Mike "Mish" Shedlock

Comments (12)
No. 1-11

Inflation is ~2% and unemployment is 3.8%, isn't that exactly the what the Fed is shooting for? What more do you want to see?


Not seeing food prices fall myself. I notice prices in Aldi's going up. One good example is rice cakes. They were $1.29 for ages - now $1.79. Coffee up. Butter is downright expensive now. Product sizes continue to shrink (Wish Bone at 15 oz now). I have noticed lots of shrinkage over the last couple years. Yup, I'm an inflationista.


$5.88/lb for prime T-bone steaks is great. Don't know about health insurance - I haven't got any. I didn't sign up for Medicare, not even the 'free' part. Hope I don't have any accidents.


Personally, I find food prices to be very reasonable thanks to strong competition among brick and mortar stores, as well as online grocery shopping. In fact, online shopping seems to be reducing prices in many areas, in addition to food. As Mish says, it is important to have shopping “skills”, not to mention cooking “skills”. With the right skills, one can earn more, and save more.


Sadly, there is a lack of so many skills today.


Walmart is nearly half price for engine oil than Autozone or O'Reilley's. $17.89 vs $33.78 (5 quart bottle). Windshield wiper blades were $12.00 vs $28.00. Aldi had a sale on t-bone steaks @ $7.88 and ran out before we go there in the afternoon. Won't buy meat or produce at Kroger anymore... Aldi has the best quality for fresh.

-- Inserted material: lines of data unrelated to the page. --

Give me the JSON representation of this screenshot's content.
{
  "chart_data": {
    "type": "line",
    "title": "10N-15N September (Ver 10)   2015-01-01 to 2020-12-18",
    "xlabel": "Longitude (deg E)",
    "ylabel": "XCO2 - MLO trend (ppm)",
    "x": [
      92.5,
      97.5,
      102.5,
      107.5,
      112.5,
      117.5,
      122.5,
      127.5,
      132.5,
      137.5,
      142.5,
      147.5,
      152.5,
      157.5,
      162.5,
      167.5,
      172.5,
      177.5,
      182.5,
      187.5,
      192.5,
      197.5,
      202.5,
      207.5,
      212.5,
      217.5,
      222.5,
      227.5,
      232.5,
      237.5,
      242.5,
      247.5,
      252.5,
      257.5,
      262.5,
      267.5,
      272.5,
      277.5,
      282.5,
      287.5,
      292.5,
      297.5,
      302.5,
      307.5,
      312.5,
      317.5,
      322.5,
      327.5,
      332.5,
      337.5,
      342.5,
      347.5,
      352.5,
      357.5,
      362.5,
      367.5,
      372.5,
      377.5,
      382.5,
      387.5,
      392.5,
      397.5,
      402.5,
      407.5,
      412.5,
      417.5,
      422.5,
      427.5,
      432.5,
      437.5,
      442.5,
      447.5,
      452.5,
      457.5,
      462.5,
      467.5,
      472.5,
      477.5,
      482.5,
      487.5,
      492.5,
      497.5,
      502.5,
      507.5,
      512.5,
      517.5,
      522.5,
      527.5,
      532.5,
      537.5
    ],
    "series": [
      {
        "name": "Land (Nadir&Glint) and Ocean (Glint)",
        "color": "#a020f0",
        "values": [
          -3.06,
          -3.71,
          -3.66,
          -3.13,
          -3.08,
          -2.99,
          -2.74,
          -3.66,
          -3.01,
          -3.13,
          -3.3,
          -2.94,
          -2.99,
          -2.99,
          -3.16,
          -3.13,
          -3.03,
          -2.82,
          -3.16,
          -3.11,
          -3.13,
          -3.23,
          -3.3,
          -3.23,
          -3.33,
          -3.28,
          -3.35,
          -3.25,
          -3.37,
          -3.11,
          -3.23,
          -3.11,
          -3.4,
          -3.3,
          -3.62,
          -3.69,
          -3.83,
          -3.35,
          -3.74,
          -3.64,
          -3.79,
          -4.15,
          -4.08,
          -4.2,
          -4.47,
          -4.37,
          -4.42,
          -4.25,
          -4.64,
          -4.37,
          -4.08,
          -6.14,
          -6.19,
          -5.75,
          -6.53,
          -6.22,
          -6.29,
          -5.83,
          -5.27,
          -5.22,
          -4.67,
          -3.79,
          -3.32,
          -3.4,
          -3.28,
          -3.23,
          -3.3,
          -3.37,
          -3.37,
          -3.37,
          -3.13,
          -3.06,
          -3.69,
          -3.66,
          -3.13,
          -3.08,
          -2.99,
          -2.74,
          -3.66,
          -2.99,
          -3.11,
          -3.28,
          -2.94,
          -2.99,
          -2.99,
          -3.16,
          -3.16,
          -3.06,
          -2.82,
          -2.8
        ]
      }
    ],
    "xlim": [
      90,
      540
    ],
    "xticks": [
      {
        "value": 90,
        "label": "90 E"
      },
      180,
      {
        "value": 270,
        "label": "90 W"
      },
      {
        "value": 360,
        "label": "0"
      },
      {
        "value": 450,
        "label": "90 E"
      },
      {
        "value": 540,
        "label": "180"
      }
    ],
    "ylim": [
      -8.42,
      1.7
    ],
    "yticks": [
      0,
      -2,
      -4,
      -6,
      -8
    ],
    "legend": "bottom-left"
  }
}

That's unfortunate unless you are very well-off. Because when you do sign-up, they will add a permanent penalty that will stay on for your life based on the # of months you missed.

Mike Mish Shedlock
Mike Mish Shedlock


I go through every package and pick out the best ones. Few people know that a T-Bone or Porterhouse is a combination of a Strip Steak and Filet Mignon (the smaller part). I look for the most Filet and buy those. Porterhouses are "supposed" to have more Filet, but in practice they seldom do. The Filet is cut out and they label the damn thing "Porterhouse" anyway.


In the UK, all you have to do to get cheaper stuff is check out which chains are going into administration or taking out a CVA to survive, then wait for the beancounters to flog everything off for what they can get. There are so many boarded up shops the window cleaner uses a sander. House of Fraser have announced today they are closing 31 department stores (including Oxford Street) due to lack of viability. Poundworld have gone under today but I can't see any major savings to be had there.


Medicare is pay as you go. So if you don't have any health issues, you are not costing Medicare or tax payers anything anyway. But if you get cancer, you have 3 choices: sign up for Medicare (let the taxpayers/bondholders pay), pay out of pocket, or let the end come naturally and leave the funds for the kids. I certainly respect any of those choices.


So when the next liquidity crisis happens because of inability for the market to price bonds of all kinds what happens ? We are literally months from the next banking crisis. I see people who were children in 2008 celebrating that their 401ks are doing well. Oh what realities they have in store over the next decade.